Countably compact metric space is compact In a sequence of compactness criterions of Metric Spaces, the final step is to prove that every countably compact metric space is compact, so I can't invoke sequential compactness or total boundedness etc. But I know the steps I have to take to prove this. 


*

*Show that any countably compact metric space is separable

*A separable metric space is second-countable

*A second countable metric space is a Lindelöf space

*Any countably compact Lindelöf space is compact. 

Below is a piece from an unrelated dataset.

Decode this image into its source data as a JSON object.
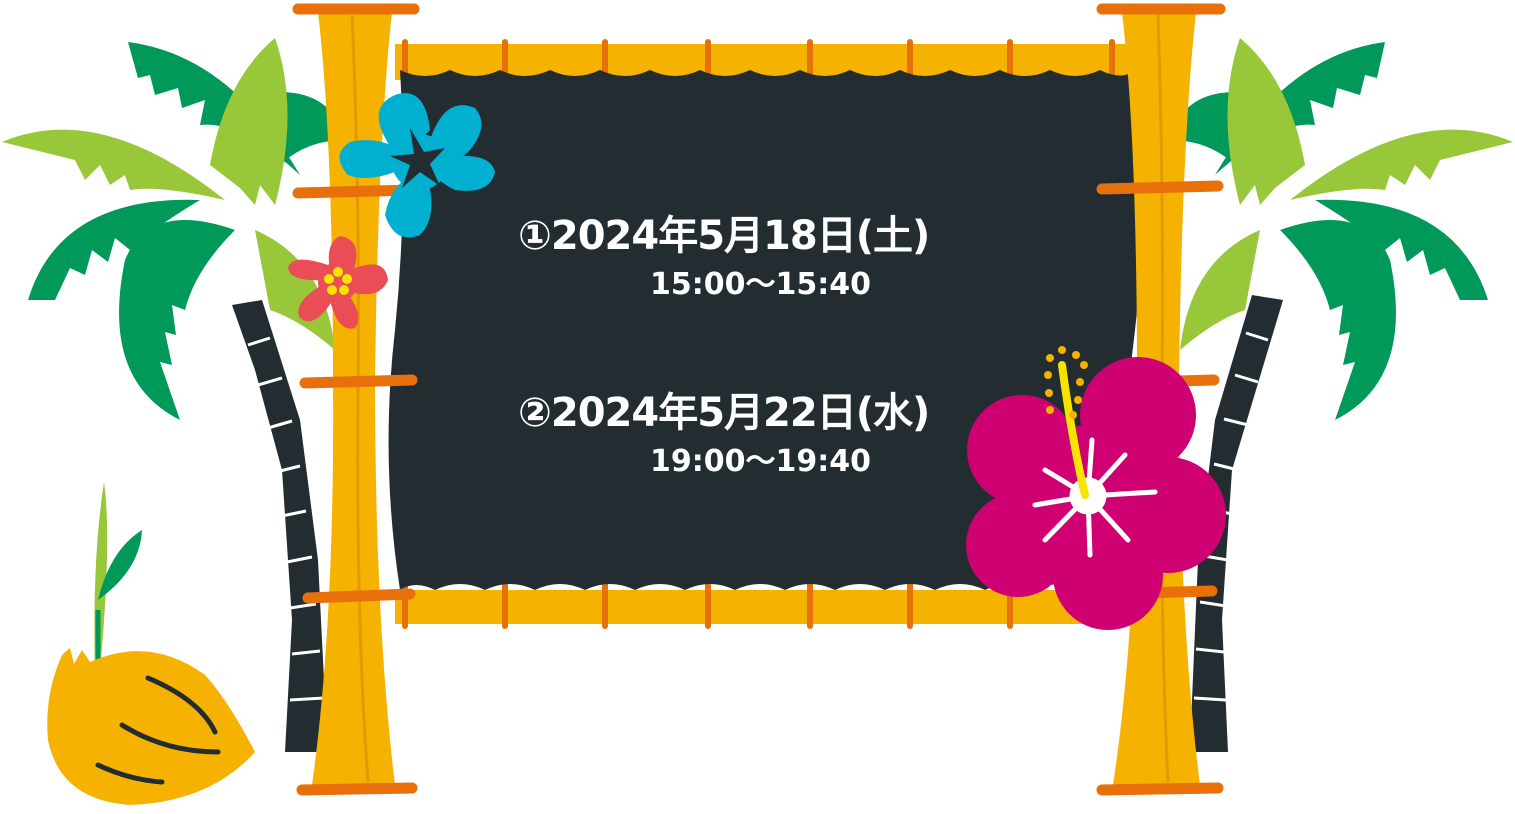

I can work through the latter 3, but I'm having trouble proving the 1st one without total boundedness. Also, can someone confirm that these steps are correct. Thanks!
PS: This is the sequence of the compactness criterions that I have, and I'm dealing with the final one: 
Compactness $\implies$ Sequential Compactness $\implies$ Complete and Totally Bounded $\implies$ Limit Point Compactness $\implies$ Finite Intersection Property $\implies$ Countable Compactness $\implies$ Compactness
PS: I know there have been some similar questions, but those ask to invoke equivalent definitions that I can't, as I've mentioned in the question. 
 A: 
Lemma: Let $(X,d)$ be a metric space. For each $n \in \{1,2,3,\ldots\}$ there is (by Zorn's lemma) a maximal (by inclusion) set $D_n$ such that for all $x,y \in D_n$ with $x \neq y$, we have $d(x,y) \ge \frac{1}{n}$. If all $D_n$ are at most countable, then $X$ is separable.

Proof: We'll show that $D = \cup_n D_n$ is dense (and is countable when all $D_n$ are), and so pick any $x \in X$ and any $r>0$ and we'll show that $B(x,r) \cap D \neq \emptyset$. Suppose not, then find $m$ with $\frac{1}{m} < r$. Then from $B(x,r) \cap D = \emptyset$ we know that 
$d(x, y) \ge \frac{1}{m}$ for all $y \in D_m$ (or else $y \in D \cap B(x,r)$), and then $D_m \cup \{x\}$ would contradict the maximality of $D_m$. So the intersection with $D_m$ and hence $D$ is non-empty, and so $D$ is dense.
(The above is the heart of the proof that a ccc metric space is separable, as $X$ ccc implies that all $D_m$ are countable, as the $B(x,\frac{1}{m})$, $x \in D_m$ are a pairwise disjoint open family of non-empty sets.)
Now suppose that $(X,d)$ is countably compact. Suppose for a contradiction that $X$ is not separable. Then for some $m \ge 1$ we have that $D_m$ (as in the lemma) is uncountable.
Fix such an $m$.
Now $D_m$ is discrete (clear as $B(x,\frac{1}{m}) \cap D_m = \{x\}$ for each $x \in D_m$) and closed: suppose that $y \in X\setminus D_m$ is in $\overline{D_m}$, then $B(y, \frac{1}{2m})$ contains infinitely many points of $D_m$ and for any $2$ of them, say $x_1, x_2 \in D_m$, we'd have $d(x_1, x_2) \le d(x_1, y) + d(y,x_2) < \frac{1}{m}$ contradiction (as points in $D_m$ are at least $\frac{1}{m}$ apart). So $D_m$ is closed and discrete (as an aside: being uncountable this would already contradict Lindelöfness of $X$; this shows that a Lindelöf metric space is separable, e.g.), but we want to contradict countable compactness, which is easy too:
Choose $A \subseteq D_m$ countably infinite (so that $A$ is closed in $X$, as all subsets of $D_m$ are), and define a countable open cover $\mathcal{U} = \{B(p, \frac{1}{m}): p \in A\} \cup \{X\setminus A\}$ of $X$ that has no finite subcover: we need every $B(p,\frac{1}{m})$ to cover $p$ for all $p \in A$.  
This contradiction then shows $X$ is separable (and thus has a countable base ,is Lindelöf etc. finishing the compactness).
The crucial fact is that all of the following are equivalent for a metric space:


*

*$X$ has a countable base.

*$X$ is separable. 

*All discrete subspaces of $X$ are at most countable.

*All closed and discrete subspaces of $X$ are at most countable.

*$X$ is ccc.

*$X$ is Lindelöf.


In the above I essentially did "not (2) implies not (4)" implicitly. The fun is that countable compactness implies (4) easily (such closed discrete subspaces are even finite) and thus we get Lindelöfness "for free". Also implicit in the above proof is that every countably compact space is limit point compact.